Friederike Müller ist Geschäftsführerin des Vereins für multikulturelle Kinder- und Jugendhilfe - Migrationsarbeit (Ifak). Gemeinsam mit Innenminister Ralf Jäger (SPD) stellte sie Ergebnisse des Bochumer Modellversuchs gegen gewaltbereiten Salafismus vor.
Foto: Ingo Otto / WAZ FotoPool
Nach ersten guten Erfahrungen in Bochum will das Land ein Präventionsprojekt ausweiten, das junge Leute vor einem Abrutschen in den Salafismus bewahren soll. Ab 2015 soll es das Projekt „Wegweiser in NRW“ auch in Köln, am Niederrhein sowie im Bergischen Land geben, sagte Innenminister Ralf Jäger (SPD) in Bochum. Seit April begleitet eine interkulturelle Jugendhilfeeinrichtung junge Leute, die Gefahr laufen, in die militante Salafistenszene zu geraten.

Bochum. Vor sechs Monaten sind drei „Wegweiser“-Präventionsprojekte gestartet, die junge Muslime in Bochum, Bonn und Düsseldorf vor dem Abdriften in einen ­fanatischen Salafismus bewahren sollen. Dass das geht, belegen erste Ergebnisse in Bochum.

NRW-Innenminister Ralf Jäger zog hier am Mittwoch eine erste Bilanz des bundesweit einzigartigen Modells. „Ich bin stolz auf das Projekt ,Wegweiser – gemeinsam gegen gewaltbereiten Salafismus’, weil es an der richtigen Stelle ansetzt“, sagte Jäger. Wirksamer als jedes Aussteigerprogramm sei, junge Leute vor dem Einstieg in die gewaltbereite Szene abzuhalten. 40 Anrufe pro Woche verzeichnen die drei Standorte.

Der Bochumer Verein für multikulturelle Kinder- und Jugendhilfe und Migrationsarbeit (Ifak e.V.) hat das „Wegweiser“-Projekt mit entwickelt. Seit April gingen hier 30 Anfragen über die Hotline ein. „Meist melden sich besorgte Lehrkräfte“, sagte Ifak-Geschäftsführerin Friederike Müller. Die alarmiert sind, wenn Jugendliche plötzlich keiner Frau mehr die Hand geben oder nicht mehr mit Mädchen in einer Klasse sitzen wollen.
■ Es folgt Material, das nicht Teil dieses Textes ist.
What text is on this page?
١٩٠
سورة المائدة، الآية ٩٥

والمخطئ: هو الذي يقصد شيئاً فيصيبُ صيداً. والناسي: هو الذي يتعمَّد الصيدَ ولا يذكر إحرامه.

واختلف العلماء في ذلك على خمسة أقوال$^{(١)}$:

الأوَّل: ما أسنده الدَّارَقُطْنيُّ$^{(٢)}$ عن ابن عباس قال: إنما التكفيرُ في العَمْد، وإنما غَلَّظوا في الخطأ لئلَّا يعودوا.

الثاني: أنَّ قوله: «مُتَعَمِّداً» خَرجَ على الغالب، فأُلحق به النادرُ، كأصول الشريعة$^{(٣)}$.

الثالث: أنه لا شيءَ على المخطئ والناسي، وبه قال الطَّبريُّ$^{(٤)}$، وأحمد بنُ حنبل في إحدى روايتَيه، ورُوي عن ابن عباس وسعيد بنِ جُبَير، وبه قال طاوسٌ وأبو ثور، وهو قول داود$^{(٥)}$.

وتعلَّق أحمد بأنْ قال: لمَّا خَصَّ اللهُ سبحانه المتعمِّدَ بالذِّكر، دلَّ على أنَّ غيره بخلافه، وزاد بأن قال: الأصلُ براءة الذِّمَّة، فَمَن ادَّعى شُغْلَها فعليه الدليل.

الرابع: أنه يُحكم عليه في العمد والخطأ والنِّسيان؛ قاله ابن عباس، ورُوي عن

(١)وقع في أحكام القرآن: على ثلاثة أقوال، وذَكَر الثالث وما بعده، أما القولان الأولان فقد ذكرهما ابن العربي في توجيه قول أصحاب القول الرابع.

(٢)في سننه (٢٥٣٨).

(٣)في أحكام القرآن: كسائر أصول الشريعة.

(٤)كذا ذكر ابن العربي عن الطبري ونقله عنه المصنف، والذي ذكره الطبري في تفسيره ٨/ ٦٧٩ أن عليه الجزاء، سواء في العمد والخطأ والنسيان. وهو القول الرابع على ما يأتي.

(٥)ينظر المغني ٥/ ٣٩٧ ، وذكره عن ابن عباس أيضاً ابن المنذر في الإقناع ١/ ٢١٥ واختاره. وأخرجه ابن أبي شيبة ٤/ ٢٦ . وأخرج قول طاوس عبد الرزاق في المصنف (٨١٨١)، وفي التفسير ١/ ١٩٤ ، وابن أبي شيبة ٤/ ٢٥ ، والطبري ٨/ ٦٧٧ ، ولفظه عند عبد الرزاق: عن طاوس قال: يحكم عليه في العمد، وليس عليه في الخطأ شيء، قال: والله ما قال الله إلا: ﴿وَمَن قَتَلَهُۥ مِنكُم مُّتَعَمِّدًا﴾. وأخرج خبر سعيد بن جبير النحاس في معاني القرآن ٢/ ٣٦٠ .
Die sich anders kleiden oder auf dem Schulhof Handy-Videos vom Dschihad in Syrien herumzeigen.

Versiert auch in Glaubensfragen

In solchen Fällen müsse man schnell klären: Was steckt hinter diesen Veränderungen? Radikalisiert sich ein junger Mann? Oder fühlt er sich alleingelassen mit Konflikten in der Klasse, in der Familie, mit seiner Zukunftsangst?
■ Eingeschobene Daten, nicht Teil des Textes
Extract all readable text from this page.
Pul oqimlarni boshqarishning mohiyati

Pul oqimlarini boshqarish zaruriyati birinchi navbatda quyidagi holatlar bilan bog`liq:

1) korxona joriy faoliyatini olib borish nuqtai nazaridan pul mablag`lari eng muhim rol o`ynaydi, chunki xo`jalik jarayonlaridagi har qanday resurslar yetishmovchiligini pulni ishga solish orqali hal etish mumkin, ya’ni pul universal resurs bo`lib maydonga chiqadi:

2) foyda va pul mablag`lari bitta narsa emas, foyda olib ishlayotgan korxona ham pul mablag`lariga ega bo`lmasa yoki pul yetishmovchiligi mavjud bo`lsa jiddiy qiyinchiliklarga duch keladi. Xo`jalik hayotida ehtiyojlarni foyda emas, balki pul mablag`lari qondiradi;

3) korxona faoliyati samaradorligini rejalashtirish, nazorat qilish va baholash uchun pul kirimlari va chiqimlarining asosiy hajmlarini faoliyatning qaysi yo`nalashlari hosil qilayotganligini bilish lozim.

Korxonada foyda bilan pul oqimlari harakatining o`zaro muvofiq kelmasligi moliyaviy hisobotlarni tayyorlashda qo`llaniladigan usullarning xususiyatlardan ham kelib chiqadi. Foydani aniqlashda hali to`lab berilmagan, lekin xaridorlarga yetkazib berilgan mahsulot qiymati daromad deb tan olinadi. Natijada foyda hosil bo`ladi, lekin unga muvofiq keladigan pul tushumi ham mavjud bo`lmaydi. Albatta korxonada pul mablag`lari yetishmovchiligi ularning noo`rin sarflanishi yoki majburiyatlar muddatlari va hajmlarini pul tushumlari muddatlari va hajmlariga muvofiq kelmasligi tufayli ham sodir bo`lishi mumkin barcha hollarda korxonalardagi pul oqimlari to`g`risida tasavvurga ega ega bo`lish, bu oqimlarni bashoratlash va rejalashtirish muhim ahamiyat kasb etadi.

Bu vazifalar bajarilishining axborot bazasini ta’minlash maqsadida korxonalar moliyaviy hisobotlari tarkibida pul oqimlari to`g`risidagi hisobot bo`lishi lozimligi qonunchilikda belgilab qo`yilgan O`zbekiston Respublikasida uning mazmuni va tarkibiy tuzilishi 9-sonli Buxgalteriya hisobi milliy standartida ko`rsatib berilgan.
Sechs junge Männer, 15 bis 18 Jahre alt, werden in Bochum von zwei Sozialarbeitern individuell betreut. Beide sprechen Türkisch und Arabisch und verfügen über fundierte Islam-Kenntnisse. Mit vier weiteren Jugendlichen gab es erste Gespräche; jetzt klären die Fachleute, wie die weitere Zusammenarbeit mit den Jugendlichen, ihren Familien oder den Schulen aussehen soll.
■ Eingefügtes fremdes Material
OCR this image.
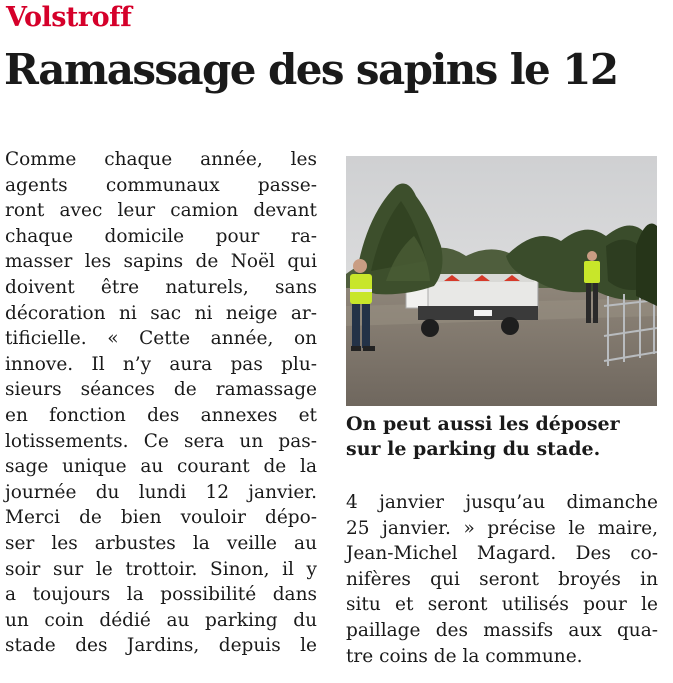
Volstroff
Ramassage des sapins le 12
Comme chaque année, les
agents communaux passe-
ront avec leur camion devant
chaque domicile pour ra-
masser les sapins de Noël qui
doivent être naturels, sans
décoration ni sac ni neige ar-
tificielle. « Cette année, on
innove. Il n’y aura pas plu-
sieurs séances de ramassage
en fonction des annexes et
lotissements. Ce sera un pas-
sage unique au courant de la
journée du lundi 12 janvier.
Merci de bien vouloir dépo-
ser les arbustes la veille au
soir sur le trottoir. Sinon, il y
a toujours la possibilité dans
un coin dédié au parking du
stade des Jardins, depuis le
On peut aussi les déposer
sur le parking du stade.
4 janvier jusqu’au dimanche
25 janvier. » précise le maire,
Jean-Michel Magard. Des co-
nifères qui seront broyés in
situ et seront utilisés pour le
paillage des massifs aux qua-
tre coins de la commune.
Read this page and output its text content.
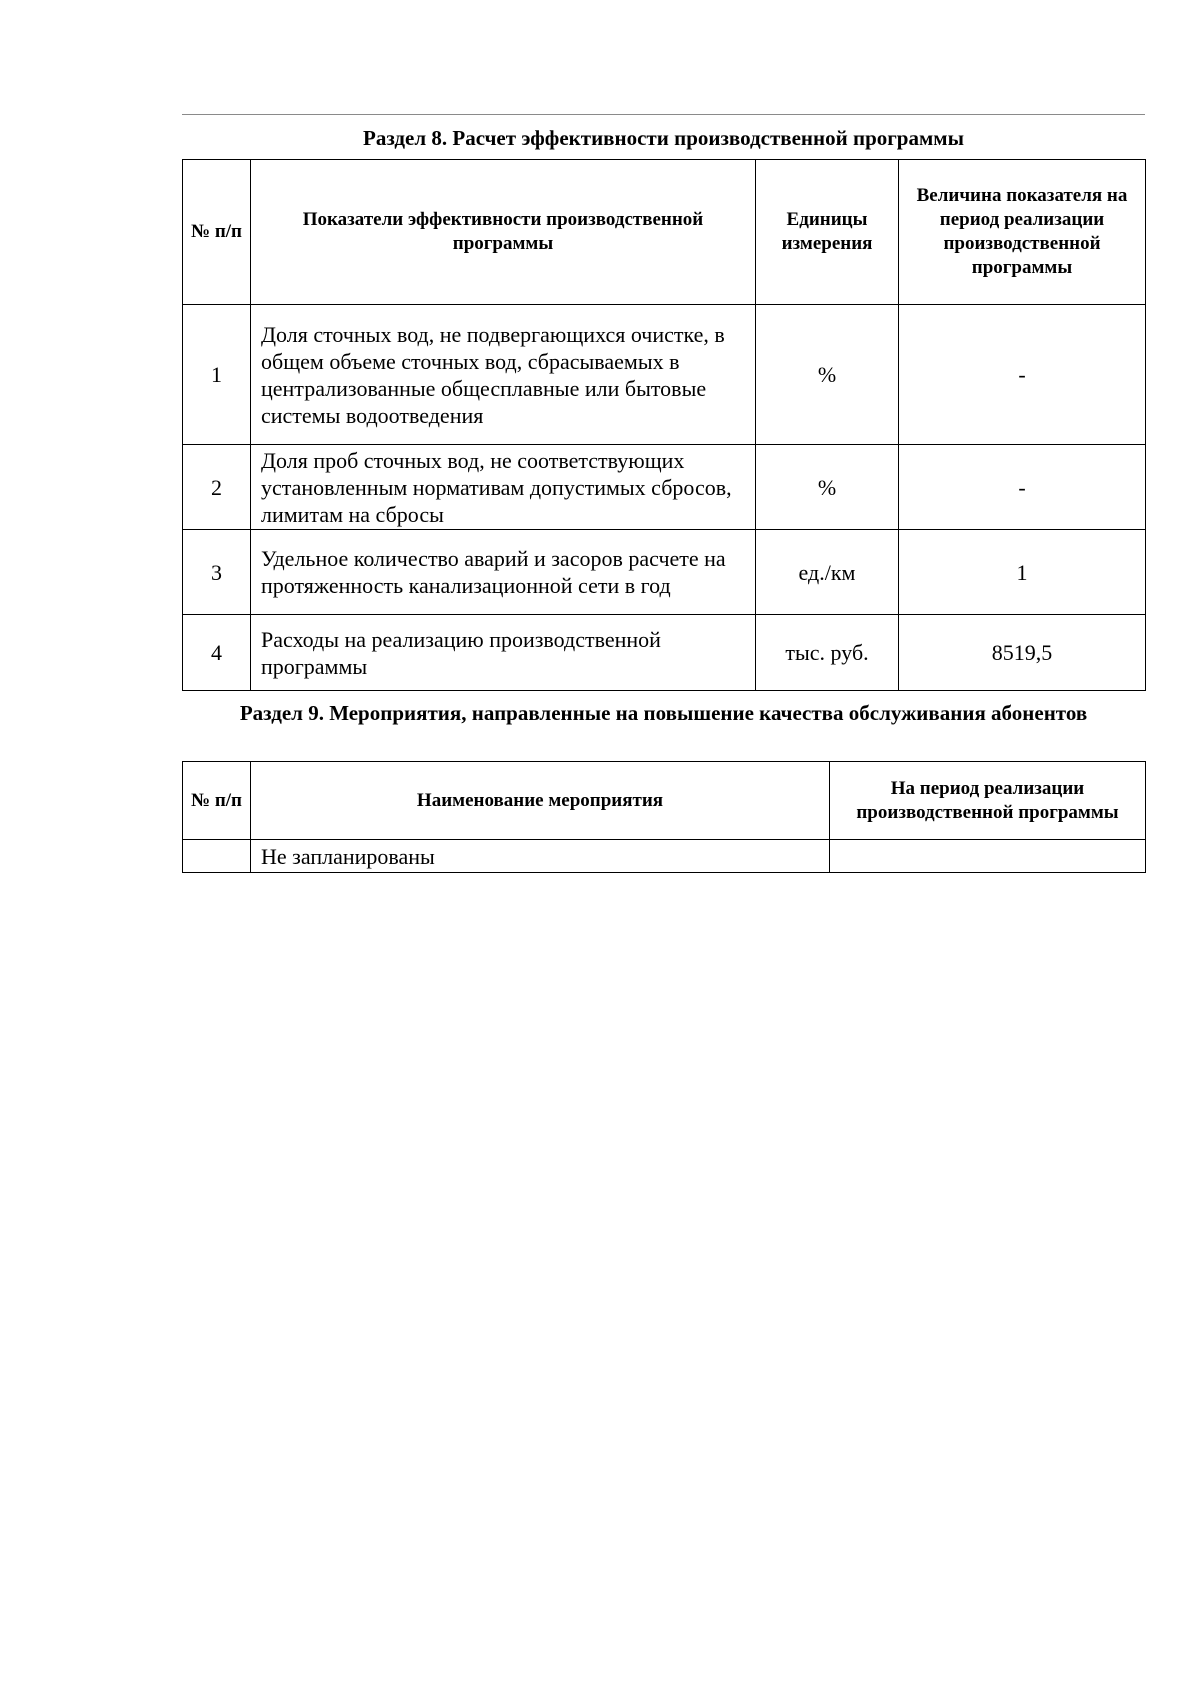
Раздел 8. Расчет эффективности производственной программы
№ п/п	Показатели эффективности производственной программы	Единицы измерения	Величина показателя на период реализации производственной программы
1	Доля сточных вод, не подвергающихся очистке, в общем объеме сточных вод, сбрасываемых в централизованные общесплавные или бытовые системы водоотведения	%	-
2	Доля проб сточных вод, не соответствующих установленным нормативам допустимых сбросов, лимитам на сбросы	%	-
3	Удельное количество аварий и засоров расчете на протяженность канализационной сети в год	ед./км	1
4	Расходы на реализацию производственной программы	тыс. руб.	8519,5
Раздел 9. Мероприятия, направленные на повышение качества обслуживания абонентов
№ п/п	Наименование мероприятия	На период реализации производственной программы
	Не запланированы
Rund 600.000 Euro investiert das Land in diesem Jahr in die drei Standorte, weitere Anlaufstellen sind für die „salafistischen Hotspots“ Köln, Duisburg/Dinslaken und das Bergische Land geplant. Der Ausbau werde am Geld „sicher nicht scheitern“, kündigte Jäger an.